Tax and Shipping: Even if you’re sending tax and shipping, maybe your backend’s “Total Revenue” doesn’t include them. In GA, Total Revenue does include tax and shipping (Product Revenue does not). Be sure when you’re pulling reports that compare apples to apples. Sometimes the same dimension in different systems is defined differently, named differently, or being captured differently. If you aren’t sending tax and shipping data to GA, be sure to remove it from your backend revenue number before you compare the two.
Refunds and Cancellations: Your backend system is going to be much better at having information on refunds and cancellations. You can pull this data into GA using data import, but if you aren’t doing that, see if you can parse out the transaction IDs that have refunds or partial refunds associated with them (or at least remove the amount of revenue that was refunded from your backend pull before comparing to GA).
Test Transactions: Your GA data might include test transactions if you aren’t sending these to a test property in GA. Can you isolate these and remove them before comparing to your source of truth?
These are just some of the ways you could be comparing different data for eCommerce reporting. You’ll need to think about which reports you’re seeing discrepancies for and be certain you are comparing the same data. Can you think of any reasons for differences? What can you rule out? Sometimes it can help to pull a smaller amount of data, like one week or one day, to investigate. Are you using the same time zone? Can you get the transaction IDs to line up? Are there duplicates? Is GA missing transactions? Can you find any pattern to them? Are they mostly mobile transactions or international transactions or coming from the same browser version? You’ll have to approach your specific problem with the knowledge you have about your business, your website, your customers, and your implementation.
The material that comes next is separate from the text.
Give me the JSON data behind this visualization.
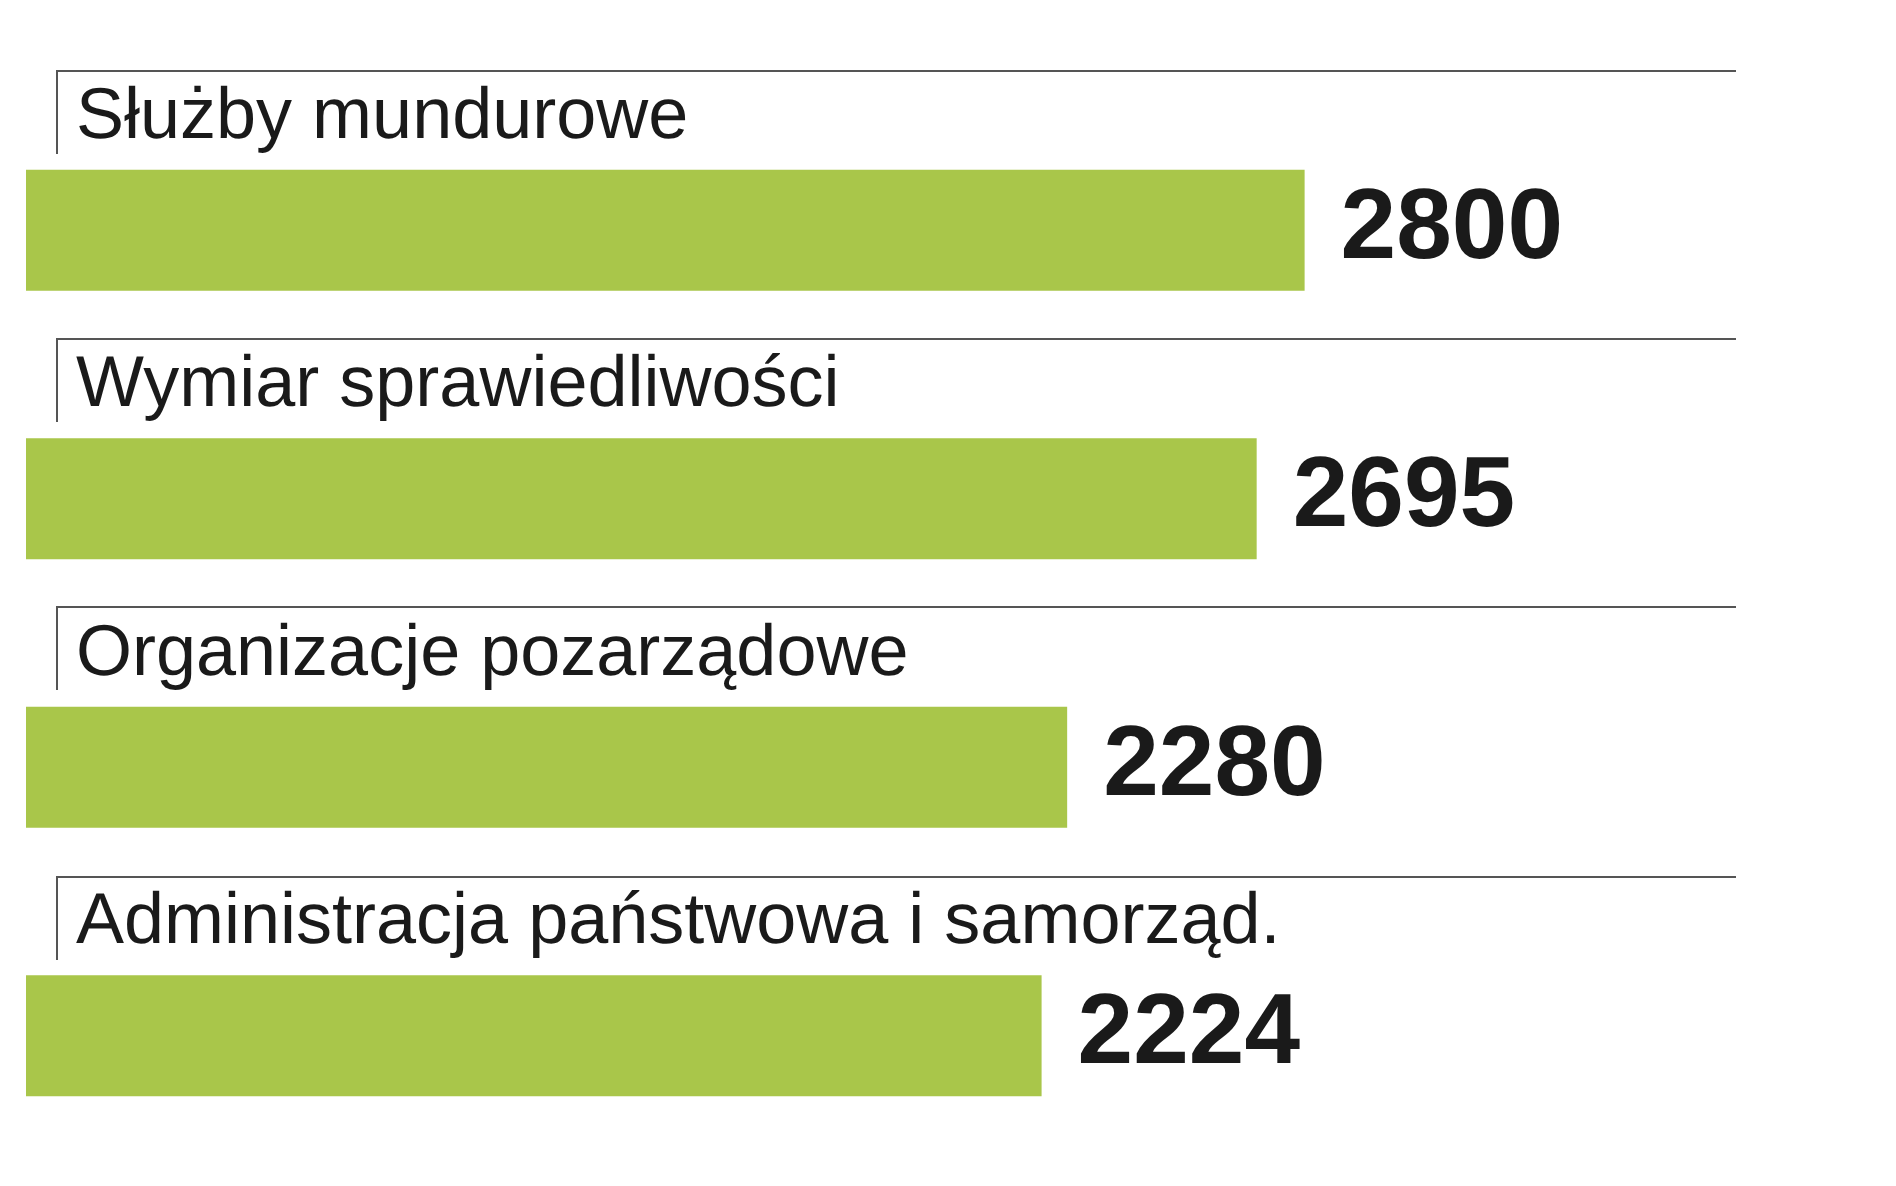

While the threshold for sampling has gotten higher in recent years, especially for pre-aggregated data tables, it’s always worthwhile to be sure your data isn’t sampled. That would be an obvious reason why there’s a discrepancy. Check for sampling in your report. If there is sampling, try pulling a smaller date range (a month instead of a quarter or a year).
What About Other Reasons?
The aforementioned four influencers are often the biggest contributors to data differences. However, there are other areas where users regularly see discrepancies. Here are a two, as additional examples:
GA Sessions vs. DCM Clicks: Be sure DoubleClick campaigns are implemented correctly and showing up in GA. Clicks and Sessions are fundamentally different. If a user clicks an ad and bounces before the page loads, you’ll never see the session. Avoid having slow load times to help with this. Because these are coming from different systems (the click happens on the ad, the session happens on your site) they will always be off. If they’re off by a tremendous amount or it swings wildly, there could be bot traffic or other things influencing the discrepancy.
Account Registrations in GA vs. your CRM: If a GA event fires on a button click rather than after a server side validation, your GA events will likely be inflated. Suggestion: implement the event so that it fires after the server side validation.
Where are you seeing inconsistencies in your data? If they’re greater than 10%, allocate resources to investigate.
Once you determine the cause of the data discrepancies, making adjustments to your implementation, analysis methods, and reporting can help close the gaps between your source of truth and your GA data. Your GA reports should provide you with directionally accurate data, and peace of mind. With a deeper understanding of how you’re sending data to each source and confirming that you’re pulling an apples-to-apples comparison (and knowing when you’re not) it will be a lot easier to trust and analyze your data.